People/Cinema - Par Mathieu Perrichet - posté le 05/10/2016

Rencontre avec Katell Quillévéré

Pour son quatrième long métrage, la réalisatrice Katell Quillévéré s’est lancé dans l’adaptation du best-seller Réparer les vivants.

Comment vous est venue l’envie d’adapter Réparer les vivants au cinéma ?
J’ai découvert ce roman de Maylis de Kerangal à sa sortie en 2014 et je l’ai littéralement dévoré. J’ai instinctivement eu le sentiment qu’il y avait derrière ces mots la promesse d’un film magnifique. Cette histoire de greffe de coeur m’a profondément touché. Et les thèmes de la résilience, de la trajectoire m’intéressent. La question « Comment se remet-on du scandale de la mort ? » a quelque chose de passionnant.

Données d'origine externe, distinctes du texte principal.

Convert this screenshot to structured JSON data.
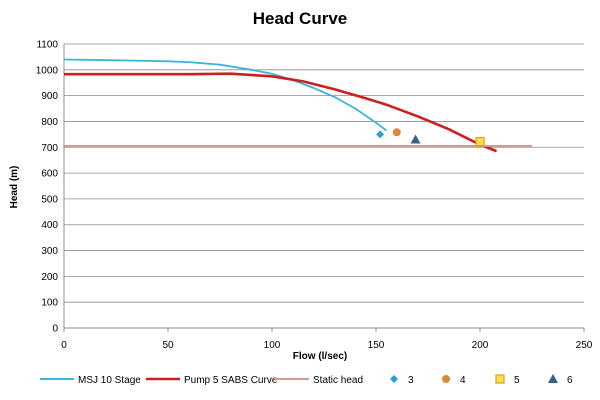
{
  "chart_data": {
    "type": "line",
    "title": "Head Curve",
    "xlabel": "Flow (l/sec)",
    "ylabel": "Head (m)",
    "xlim": [
      0,
      250
    ],
    "ylim": [
      0,
      1100
    ],
    "xticks": [
      0,
      50,
      100,
      150,
      200,
      250
    ],
    "yticks": [
      0,
      100,
      200,
      300,
      400,
      500,
      600,
      700,
      800,
      900,
      1000,
      1100
    ],
    "grid": "horizontal",
    "legend_position": "bottom",
    "series": [
      {
        "name": "MSJ 10 Stage",
        "kind": "line",
        "color": "#3ab5d9",
        "points": [
          [
            0,
            1040
          ],
          [
            25,
            1037
          ],
          [
            50,
            1033
          ],
          [
            60,
            1030
          ],
          [
            75,
            1020
          ],
          [
            90,
            1000
          ],
          [
            100,
            985
          ],
          [
            110,
            960
          ],
          [
            120,
            930
          ],
          [
            130,
            895
          ],
          [
            140,
            850
          ],
          [
            150,
            795
          ],
          [
            155,
            765
          ]
        ]
      },
      {
        "name": "Pump 5 SABS Curve",
        "kind": "line",
        "color": "#cc1f1f",
        "points": [
          [
            0,
            983
          ],
          [
            30,
            983
          ],
          [
            60,
            983
          ],
          [
            80,
            985
          ],
          [
            100,
            975
          ],
          [
            115,
            955
          ],
          [
            130,
            925
          ],
          [
            145,
            890
          ],
          [
            155,
            865
          ],
          [
            170,
            820
          ],
          [
            185,
            770
          ],
          [
            200,
            710
          ],
          [
            208,
            685
          ]
        ]
      },
      {
        "name": "Static head",
        "kind": "line",
        "color": "#d9968f",
        "points": [
          [
            0,
            705
          ],
          [
            225,
            705
          ]
        ]
      },
      {
        "name": "3",
        "kind": "marker",
        "marker": "diamond",
        "color": "#2a9fd6",
        "points": [
          [
            152,
            750
          ]
        ]
      },
      {
        "name": "4",
        "kind": "marker",
        "marker": "circle",
        "color": "#d9883c",
        "points": [
          [
            160,
            758
          ]
        ]
      },
      {
        "name": "5",
        "kind": "marker",
        "marker": "square",
        "color": "#ffe24a",
        "stroke": "#e39a24",
        "points": [
          [
            200,
            722
          ]
        ]
      },
      {
        "name": "6",
        "kind": "marker",
        "marker": "triangle",
        "color": "#3a5f8a",
        "points": [
          [
            169,
            730
          ]
        ]
      }
    ]
  }
}
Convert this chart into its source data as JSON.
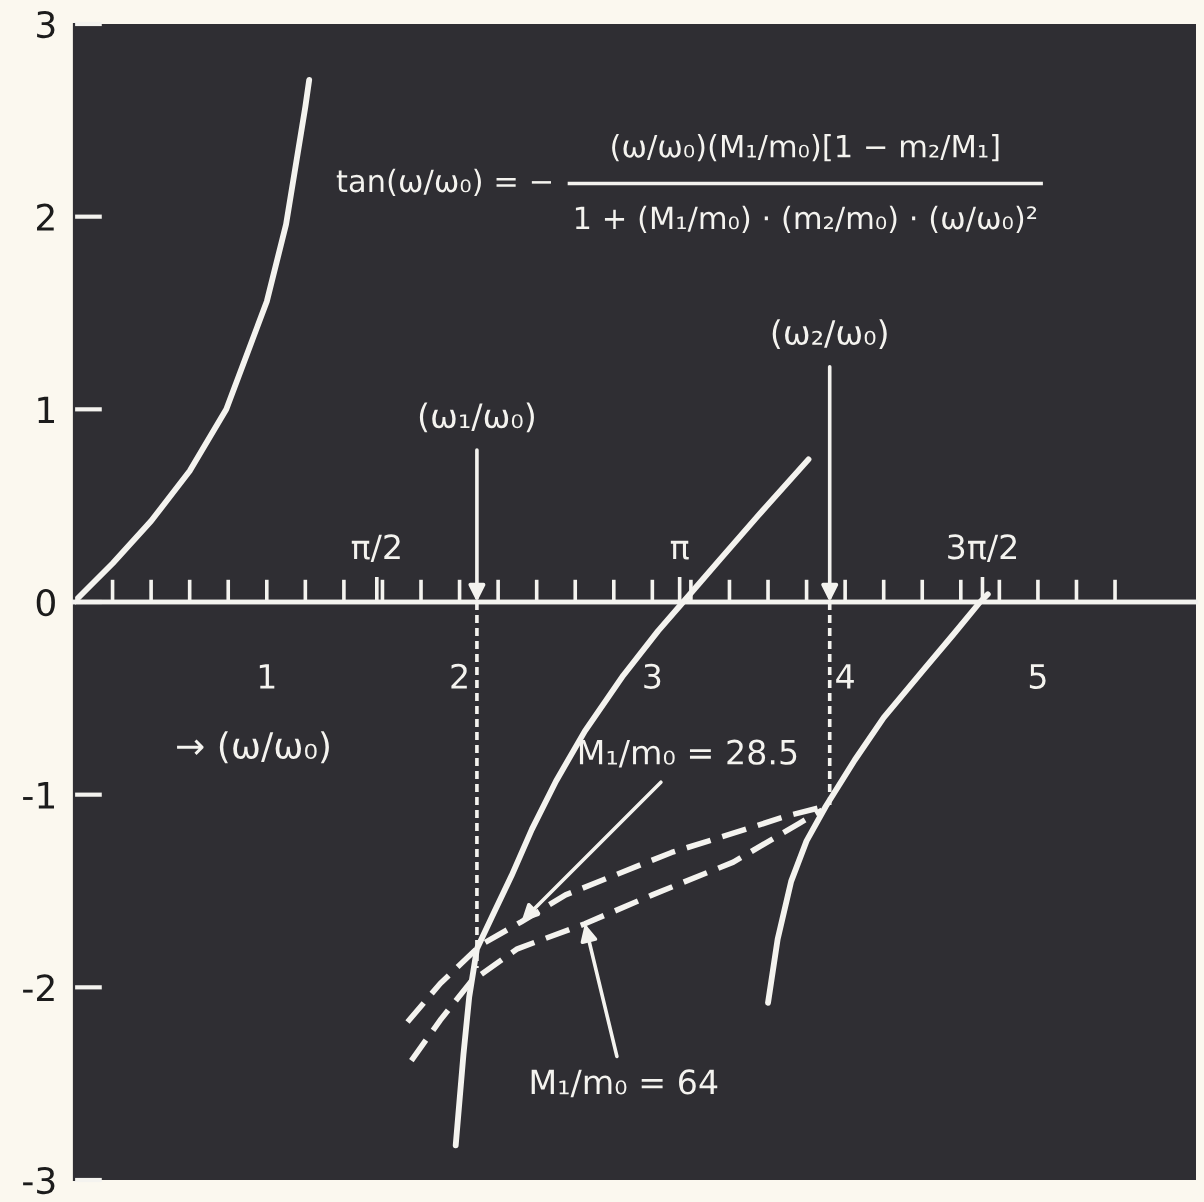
{
  "chart_data": {
    "type": "line",
    "xlabel": "→ (ω/ω₀)",
    "xlim": [
      0,
      5.82
    ],
    "ylim": [
      -3,
      3
    ],
    "xticks": [
      {
        "value": 0.2,
        "label": null
      },
      {
        "value": 0.4,
        "label": null
      },
      {
        "value": 0.6,
        "label": null
      },
      {
        "value": 0.8,
        "label": null
      },
      1,
      {
        "value": 1.2,
        "label": null
      },
      {
        "value": 1.4,
        "label": null
      },
      {
        "value": 1.6,
        "label": null
      },
      {
        "value": 1.8,
        "label": null
      },
      2,
      {
        "value": 2.2,
        "label": null
      },
      {
        "value": 2.4,
        "label": null
      },
      {
        "value": 2.6,
        "label": null
      },
      {
        "value": 2.8,
        "label": null
      },
      3,
      {
        "value": 3.2,
        "label": null
      },
      {
        "value": 3.4,
        "label": null
      },
      {
        "value": 3.6,
        "label": null
      },
      {
        "value": 3.8,
        "label": null
      },
      4,
      {
        "value": 4.2,
        "label": null
      },
      {
        "value": 4.4,
        "label": null
      },
      {
        "value": 4.6,
        "label": null
      },
      {
        "value": 4.8,
        "label": null
      },
      5,
      {
        "value": 5.2,
        "label": null
      },
      {
        "value": 5.4,
        "label": null
      }
    ],
    "x2lim": [
      0,
      5.82
    ],
    "x2ticks": [
      {
        "value": 1.5708,
        "label": "π/2"
      },
      {
        "value": 3.1416,
        "label": "π"
      },
      {
        "value": 4.7124,
        "label": "3π/2"
      }
    ],
    "yticks": [
      -3,
      -2,
      -1,
      0,
      1,
      2,
      3
    ],
    "annotations": [
      "tan(ω/ω₀) = −",
      "(ω/ω₀)(M₁/m₀)[1 − m₂/M₁]",
      "1 + (M₁/m₀) · (m₂/m₀) · (ω/ω₀)²",
      {
        "text": "(ω₁/ω₀)",
        "x": 2.09,
        "y": 0
      },
      {
        "text": "(ω₂/ω₀)",
        "x": 3.92,
        "y": 0
      },
      {
        "text": "M₁/m₀ = 28.5",
        "x": 2.32,
        "y": -1.66
      },
      {
        "text": "M₁/m₀ = 64",
        "x": 2.65,
        "y": -1.67
      }
    ],
    "series": [
      {
        "color": "#f4f3ef",
        "line_style": "solid",
        "x": [
          0,
          0.2,
          0.4,
          0.6,
          0.79,
          1.0,
          1.1,
          1.2,
          1.22
        ],
        "values": [
          0,
          0.2,
          0.42,
          0.68,
          1.0,
          1.56,
          1.96,
          2.57,
          2.71
        ]
      },
      {
        "color": "#f4f3ef",
        "line_style": "solid",
        "x": [
          1.98,
          2.02,
          2.05,
          2.09,
          2.17,
          2.27,
          2.375,
          2.5,
          2.65,
          2.85,
          3.03,
          3.16,
          3.35,
          3.55,
          3.81
        ],
        "values": [
          -2.82,
          -2.35,
          -2.05,
          -1.8,
          -1.63,
          -1.42,
          -1.18,
          -0.93,
          -0.67,
          -0.38,
          -0.15,
          0,
          0.22,
          0.45,
          0.74
        ]
      },
      {
        "color": "#f4f3ef",
        "line_style": "solid",
        "x": [
          3.6,
          3.65,
          3.72,
          3.8,
          3.9,
          4.05,
          4.2,
          4.4,
          4.56,
          4.7,
          4.74
        ],
        "values": [
          -2.08,
          -1.75,
          -1.45,
          -1.24,
          -1.06,
          -0.82,
          -0.6,
          -0.36,
          -0.17,
          0,
          0.04
        ]
      },
      {
        "color": "#f4f3ef",
        "line_style": "dashed",
        "x": [
          1.73,
          1.9,
          2.11,
          2.32,
          2.55,
          2.8,
          3.1,
          3.42,
          3.7,
          3.9
        ],
        "values": [
          -2.18,
          -1.98,
          -1.78,
          -1.66,
          -1.52,
          -1.42,
          -1.3,
          -1.2,
          -1.11,
          -1.06
        ]
      },
      {
        "color": "#f4f3ef",
        "line_style": "dashed",
        "x": [
          1.75,
          1.9,
          2.06,
          2.3,
          2.65,
          3.0,
          3.42,
          3.76,
          3.88
        ],
        "values": [
          -2.38,
          -2.17,
          -1.97,
          -1.8,
          -1.67,
          -1.52,
          -1.35,
          -1.15,
          -1.08
        ]
      },
      {
        "color": "#f4f3ef",
        "line_style": "dotted",
        "x": [
          2.09,
          2.09
        ],
        "values": [
          0,
          -1.9
        ]
      },
      {
        "color": "#f4f3ef",
        "line_style": "dotted",
        "x": [
          3.92,
          3.92
        ],
        "values": [
          0,
          -1.06
        ]
      }
    ]
  }
}
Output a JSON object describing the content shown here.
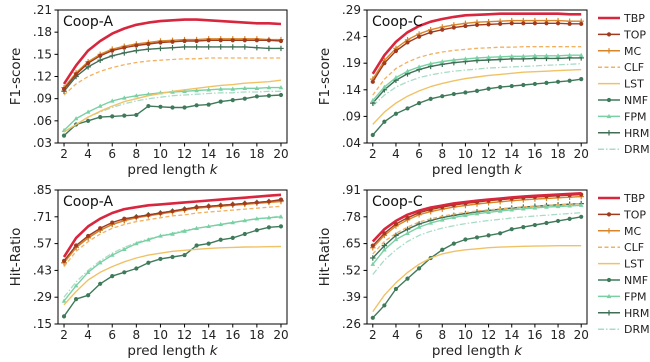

Le roman a connu un franc succès, cela rajoute t-il une certaine pression ?
J’avais en effet un peu peur de faire ce film car le roman est merveilleux et un best-seller. Cela met donc une vraie pression supplémentaire car on sait que l’on est attendu au tournant. Mais la peur participe du désir d’accomplir quelque chose, donc finalement cela m’a poussé à me surpasser.

Maylis de Kerangal a t-elle été présente et êtes-vous restée très fidèle au roman ?
Même si elle n’a pas participé à l’écriture du scénario, à chaque étape, Maylis était présente et avait un droit de regard. Ca a été un super repère pour moi. Après, je me suis avant tout fixé de faire un bon film. L’idée était d’être libre, de m’affranchir, tout en restant fidèle à ce que le livre a d’essentiel, de profond. La liberté était ma condition et Maylis de Kerangal l’a très bien compris. Et, a priori, elle a beaucoup aimé le film. La première fois qu’elle l’a vu, elle a été bouleversée.

Où avez-vous pris certaines libertés ?
J’ai notamment davantage développé le rôle de la receveuse afin de rendre l’histoire plus supportable. Il fallait la rendre plus humaine, plus réelle, parler de son vécu sentimental, de son envie de vivre… De plus, le récit est composé de nombreux personnages mais je ne voulais pas de ce côté choral qui ne me plaît pas plus que ça. Tout comme je ne voulais pas qu’un personnage soit mis en avant. J’ai donc cherché un entre deux au niveau de la construction narrative. Au final, je dirais qu’il s’agit d’un film relais dans lequel les comédiens se passent le témoin.

Malgré la dureté du sujet, votre film ne tombe pas dans le pathos et aborde les choses avec finesse et justesse…
C’est vrai, c’est un film qui a beaucoup de pudeur, de douceur malgré la violence et l’horreur du sujet. Je ne voulais certainement pas d’une prise d’otage sentimentale. En revanche, le cinéma sert aussi à donner à voir des choses que l’on n’a pas l’habitude de voir, ou que l’on ne voudrait, a priori, pas voir. Il a une dimension cathartique et c’est ce qu’il a de plus beau. Il s’agit de faire ressentir des choses aux spectateurs. Les sens sont primordiaux.

Pourrait-on parler d’une dimension poétique ?
D’une certaine façon oui. Par exemple, l’eau que l’on voit au départ représente à la fois l’élan de vie et l’élan de mort. Il n’y a pas de vie sans eau, mais l’eau peut tuer. Dès le départ, il y a une sorte de pré-annonce à ce que le film va développer mais de manière suggestive, métaphorique. De même, la greffe de cœur est montrée comme quelque chose de très matériel, trivial, qui relève de la plomberie et de la couture, mais aussi comme quelque chose de sacré, qui s’apparente à de la magie pure. Je voulais filmer le corps de manière anatomique, poétique et métaphysique.

Cela étant, votre film reste très réaliste du début à la fin…
Il fallait que ce film soit juste scientifiquement et que le monde médical en soit fier. Nous avons donc passé pas mal de temps à l’hôpital avec Gilles Taurand, le scénariste, et rencontré de nombreux professionnels. Nous avons également assisté à une greffe du cœur avec certains acteurs et ça a été une véritable épreuve pour moi. Il fallait que je m’imprègne du réel, quitte à m’en écarter ensuite. Mais les gestes, la chronologie des opérations sont véridiques. Chaque maillon de la chaîne est reproduit comme il se doit et montre la beauté et les défis de ces métiers fascinants. Je voulais un film humaniste qui montre tout ce qui est mis en œuvre pour sauver la vie de quelqu’un.